Exemplo 4. – Quando se quer juntar o útil ao agradável…
Era dia de resolução de uma ficha de trabalho, não era necessário o QI, achava eu. “Ó Stôra, que tal se ouvíssemos uma musiquinha no YOUTUBE? “Meus amigos, disse eu, só desta vez…não pensem que podem ter música todas as aulas”, mortinha por ouvir qualquer coisa enquanto os alunos resolviam uma ficha enorme…Azar, as colunas de som não funcionaram…fiquei triste, a sério!
Exemplo 5 – Ver Portugal do espaço e poder (re)desenhá-lo…
O estudo das formas do litoral português a partir de imagens obtidas com o Google Earth… fantástico, e um dos que mais entusiasmou os alunos.
O que mudou na minha prática docente?
A redescoberta da exploração das imagens, de grande importância na disciplina que lecciono, o prazer de colocar os alunos a resolver os problemas que lhes apareciam nos flipcharts.
É muito giro, não sei se percebem, nós é que fazemos o TPC, eles fazem o TPA…
O trabalho colaborativo com os colegas…
Tive o privilégio de trabalhar o mesmo nível de ensino com um colega, João Pedro Teixeira, excelente coordenador Interact na escola Secundária de Vale de Cambra. Partilhamos quase todos os flipcharts produzidos, elaboramos alguns em conjunto, e algumas vezes, os flips do João até me serviram de inspiração, apesar dos resultados finais serem diferentes.

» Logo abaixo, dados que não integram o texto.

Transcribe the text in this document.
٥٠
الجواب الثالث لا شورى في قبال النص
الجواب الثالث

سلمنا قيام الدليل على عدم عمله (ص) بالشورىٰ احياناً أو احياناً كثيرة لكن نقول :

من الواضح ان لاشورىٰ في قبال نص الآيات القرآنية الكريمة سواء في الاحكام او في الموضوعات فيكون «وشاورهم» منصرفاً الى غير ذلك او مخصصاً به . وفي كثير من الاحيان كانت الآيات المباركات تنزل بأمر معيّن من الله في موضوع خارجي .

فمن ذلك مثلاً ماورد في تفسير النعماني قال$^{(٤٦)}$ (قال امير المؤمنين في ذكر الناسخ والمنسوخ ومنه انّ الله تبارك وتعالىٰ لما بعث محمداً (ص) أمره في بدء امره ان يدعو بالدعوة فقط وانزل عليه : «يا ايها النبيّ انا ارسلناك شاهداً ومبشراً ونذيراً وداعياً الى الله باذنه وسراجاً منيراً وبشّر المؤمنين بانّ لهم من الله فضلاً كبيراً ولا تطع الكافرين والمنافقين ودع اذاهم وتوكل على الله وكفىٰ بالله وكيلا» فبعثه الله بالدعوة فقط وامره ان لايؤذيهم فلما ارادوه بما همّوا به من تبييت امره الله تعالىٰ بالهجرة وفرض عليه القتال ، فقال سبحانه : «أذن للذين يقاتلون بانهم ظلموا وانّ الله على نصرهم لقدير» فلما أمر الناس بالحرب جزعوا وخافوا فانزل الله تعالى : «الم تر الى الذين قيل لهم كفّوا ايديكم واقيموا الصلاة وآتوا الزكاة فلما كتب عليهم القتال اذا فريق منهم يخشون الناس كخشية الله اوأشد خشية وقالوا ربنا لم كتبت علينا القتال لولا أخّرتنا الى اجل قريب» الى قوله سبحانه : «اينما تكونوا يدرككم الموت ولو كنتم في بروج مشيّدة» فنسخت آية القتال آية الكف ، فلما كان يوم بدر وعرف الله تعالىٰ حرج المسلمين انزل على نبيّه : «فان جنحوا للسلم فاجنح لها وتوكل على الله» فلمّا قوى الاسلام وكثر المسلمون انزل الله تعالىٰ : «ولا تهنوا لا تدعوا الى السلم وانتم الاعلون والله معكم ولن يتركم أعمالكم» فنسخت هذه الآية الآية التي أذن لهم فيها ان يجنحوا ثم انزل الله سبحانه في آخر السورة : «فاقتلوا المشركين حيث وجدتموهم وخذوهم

Durante 25 horas, tentei partilhar conhecimentos com alguns colegas numa acção de formação orientada por mim, no sentido de produzirmos materiais didácticos para as disciplinas de Biologia e de Geologia. Penso que com algum sucesso, apesar de todos os formandos serem de opinião de que a tarefa mais difícil foi aturar a formadora…
Em jeito de conclusão…
Durante um ano e meio produzi muitos flipcharts, com diferentes níveis de elaboração. Tentei testar várias aproximações sempre com a mesma dedicação e sempre com o mesmo objectivo em mente: transformar a aprendizagem em descoberta, participação e experimentação
Todos (quase, confesso…) estão publicados em www.interactportugal.com, de modo a serem vistos, criticados, reutilizados…

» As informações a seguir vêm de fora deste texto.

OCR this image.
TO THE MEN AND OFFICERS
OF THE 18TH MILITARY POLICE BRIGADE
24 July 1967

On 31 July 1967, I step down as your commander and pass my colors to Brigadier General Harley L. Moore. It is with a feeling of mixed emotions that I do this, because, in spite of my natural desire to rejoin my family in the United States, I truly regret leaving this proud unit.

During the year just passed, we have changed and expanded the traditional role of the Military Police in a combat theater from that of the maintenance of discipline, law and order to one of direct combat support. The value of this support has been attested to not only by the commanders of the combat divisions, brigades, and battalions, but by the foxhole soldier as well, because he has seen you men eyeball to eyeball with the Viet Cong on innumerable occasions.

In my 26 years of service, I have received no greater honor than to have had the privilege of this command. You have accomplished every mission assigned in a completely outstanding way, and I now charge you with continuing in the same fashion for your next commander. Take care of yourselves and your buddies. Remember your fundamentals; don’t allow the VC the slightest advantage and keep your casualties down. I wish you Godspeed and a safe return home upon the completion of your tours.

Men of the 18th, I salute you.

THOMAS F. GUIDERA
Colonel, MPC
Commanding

Após um ano e meio de projecto Interact, sinto uma certa necessidade de testar novas aproximações nas aulas com os meus flips.
O facto de ter trabalhado com turmas cujos alunos foram submetidos a um exame nacional condiciona em alguma medida a metodologia utilizada nas aulas.
Por esta razão gostaria de experimentar novas abordagens, sobretudo numa disciplina em que os alunos não tivessem de fazer exame nacional…aí sim, poderia tentar desenvolver o gosto dos alunos pela pesquisa e por à prova a minha (modesta) criatividade.